Nouvelles musiques rugissantes

Par Dominique Dubreuil

L'événement contemporain et actuel à la charnière novembre-décembre, c'est bien à Grenoble qu'on va le chercher: les 38e Rugissants sont au bel âge, pleinement adolescent, des 16 ans.
Leur prière d'insérer file la métaphore climatique:
"Si les 38 e soufflent aujourd'hui aux quatre points cardinaux de la planète, en cette période de dérèglement, c'est pour épouser les variations des courants musicaux aux itinéraires devenus instables. La qualité de l'air vibre depuis longtemps aux chants du monde, aux rythmes des saisons.
Elle se transforme aujourd'hui par les technologies, se dissémine par la radio et les réseaux.
La lame de fond de la modernité secoue les rivages des cultures traditionnelles" On établit donc à Grenoble des lignes de force et des axes – ainsi pour la Route de la Soie – qui relient l'Europe occidentale et les "vieux empires de la culture". Darius Tala'i, Keyvan Chemirani et Ali Reza Ghorbani chantent la parole iranienne, Nahawa Doumbia et Ballaké Sissoko celle du Mali, Sudha Ragunathan le sud –indien carnatique, "IIIZ+III" font voyager entre Chine, Japon et Corée. Le ressourcement au chant diphonique s'accomplit entre tradition orale et composition européenne (Giacinto Scelsi), grâce à Nicolas Isherwood et Sainkho Namtchylak. Et "dans la jungle des villes", comme eût dit ce vieux Bertolt Brecht, peut aussi surgir un chant dont Edgar Varèse tira des sonorités magiques: c'est ici "le chant des sirènes" par la Compagnie Mécanique Vivante. De même que des fusions enrichissent les deux mondes sonores, ainsi entre les Percussions de Shangaï et nos Percussions-claviers de Lyon.

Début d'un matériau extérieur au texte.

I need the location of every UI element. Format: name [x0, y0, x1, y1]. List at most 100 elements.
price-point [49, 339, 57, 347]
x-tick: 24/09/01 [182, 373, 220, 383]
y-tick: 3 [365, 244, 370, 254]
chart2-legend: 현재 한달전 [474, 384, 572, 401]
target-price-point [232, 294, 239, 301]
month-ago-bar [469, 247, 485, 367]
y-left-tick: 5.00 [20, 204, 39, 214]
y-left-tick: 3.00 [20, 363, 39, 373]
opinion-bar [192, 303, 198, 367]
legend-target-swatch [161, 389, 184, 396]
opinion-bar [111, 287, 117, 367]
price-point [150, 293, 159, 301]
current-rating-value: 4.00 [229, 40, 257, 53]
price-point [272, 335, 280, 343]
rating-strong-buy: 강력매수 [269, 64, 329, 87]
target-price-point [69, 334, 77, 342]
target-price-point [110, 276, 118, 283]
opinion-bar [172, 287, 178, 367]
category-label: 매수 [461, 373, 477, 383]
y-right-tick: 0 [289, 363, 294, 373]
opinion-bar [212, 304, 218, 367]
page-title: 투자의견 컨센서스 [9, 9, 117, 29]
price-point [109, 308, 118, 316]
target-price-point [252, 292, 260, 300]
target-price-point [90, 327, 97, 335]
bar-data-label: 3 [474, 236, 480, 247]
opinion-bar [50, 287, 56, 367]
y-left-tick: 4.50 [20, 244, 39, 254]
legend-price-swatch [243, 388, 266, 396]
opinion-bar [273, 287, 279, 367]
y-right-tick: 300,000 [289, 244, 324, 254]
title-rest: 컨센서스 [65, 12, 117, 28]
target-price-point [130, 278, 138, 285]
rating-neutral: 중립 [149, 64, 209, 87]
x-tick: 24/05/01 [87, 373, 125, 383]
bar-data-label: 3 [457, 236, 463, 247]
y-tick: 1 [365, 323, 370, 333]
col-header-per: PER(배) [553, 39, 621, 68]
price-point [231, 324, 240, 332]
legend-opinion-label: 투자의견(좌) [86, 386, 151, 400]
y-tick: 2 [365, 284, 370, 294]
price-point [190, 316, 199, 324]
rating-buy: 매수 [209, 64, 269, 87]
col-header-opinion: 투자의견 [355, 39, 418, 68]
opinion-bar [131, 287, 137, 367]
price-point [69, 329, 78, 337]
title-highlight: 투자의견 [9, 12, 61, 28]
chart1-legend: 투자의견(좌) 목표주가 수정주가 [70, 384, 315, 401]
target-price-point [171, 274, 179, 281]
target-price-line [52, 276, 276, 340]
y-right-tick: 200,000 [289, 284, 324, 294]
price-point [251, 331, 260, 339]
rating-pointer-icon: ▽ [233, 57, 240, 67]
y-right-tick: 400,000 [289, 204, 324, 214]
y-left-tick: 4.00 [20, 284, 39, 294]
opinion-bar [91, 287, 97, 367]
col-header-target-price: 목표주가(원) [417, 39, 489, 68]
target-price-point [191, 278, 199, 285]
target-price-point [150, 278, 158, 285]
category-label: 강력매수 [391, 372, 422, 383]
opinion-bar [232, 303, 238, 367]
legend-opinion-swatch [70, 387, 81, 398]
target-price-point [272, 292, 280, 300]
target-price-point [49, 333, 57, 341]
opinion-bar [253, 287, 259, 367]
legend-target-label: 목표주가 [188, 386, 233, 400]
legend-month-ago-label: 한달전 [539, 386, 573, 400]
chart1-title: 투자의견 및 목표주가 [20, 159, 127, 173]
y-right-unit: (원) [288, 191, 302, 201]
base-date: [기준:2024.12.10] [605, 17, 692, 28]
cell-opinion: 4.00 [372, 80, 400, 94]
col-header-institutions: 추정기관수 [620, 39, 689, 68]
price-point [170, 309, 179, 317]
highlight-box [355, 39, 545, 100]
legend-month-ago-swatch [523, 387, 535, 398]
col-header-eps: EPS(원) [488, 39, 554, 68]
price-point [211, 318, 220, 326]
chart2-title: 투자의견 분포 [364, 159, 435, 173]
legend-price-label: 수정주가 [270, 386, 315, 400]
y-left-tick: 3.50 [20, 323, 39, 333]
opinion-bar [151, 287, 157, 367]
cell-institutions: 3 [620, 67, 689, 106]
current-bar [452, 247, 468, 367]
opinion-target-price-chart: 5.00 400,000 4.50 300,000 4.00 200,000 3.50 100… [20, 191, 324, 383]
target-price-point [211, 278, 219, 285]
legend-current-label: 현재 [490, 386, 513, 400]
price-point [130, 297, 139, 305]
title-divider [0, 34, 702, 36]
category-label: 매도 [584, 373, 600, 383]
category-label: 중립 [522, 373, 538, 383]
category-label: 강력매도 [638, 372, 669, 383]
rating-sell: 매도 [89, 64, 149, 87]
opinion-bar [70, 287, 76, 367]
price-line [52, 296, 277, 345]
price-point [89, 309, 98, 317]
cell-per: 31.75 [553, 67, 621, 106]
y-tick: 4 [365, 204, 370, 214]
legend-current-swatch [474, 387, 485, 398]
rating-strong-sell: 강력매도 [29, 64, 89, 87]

A moins qu'on ne demande leur collaboration aux entrailles de la terre – sans âge autre qu'imaginaire -, et qu'un compositeur de l'acousmatique, Bernard Fort, ne vous guide aux Cuves de Sassenage pour son "Safari dans le noir"de l'étrange…

Car les 38 e ne négligent pas non plus le traditionnel portrait d'auteur. Ce sera le cas pour un inclassable aristocrate du minimalisme, Luc Ferrari, dont les idées à contre-courant ont orienté bien des voyageurs du bel aujourd'hui. Ou pour l'Hugolien descendant de la montagne les Tables de la Loi concrète puis électro-acoustique puis acousmatique (qu'importe l'étiquette sur le flacon pourvu qu'on ait l'ivresse!), Pierre Henry. A moins que cet auteur ne soit un collectif de passeurs, comme les mythiques Percussions de Strasbourg qui travaillent ici sur un spectacle musical, "Même Soir" d'Heiner Goebbels. Ou un chercheur aux frontières du paradoxe, comme Salvatore Sciarrino avec ses centaines de saxophonistes ou choristes… Ou simplement un surdoué-médiatisé comme Richard Galliano…
(35 fois entre 24/11 et 04/12 / T. 04 76 51 12 92 / www.38rugissants.com )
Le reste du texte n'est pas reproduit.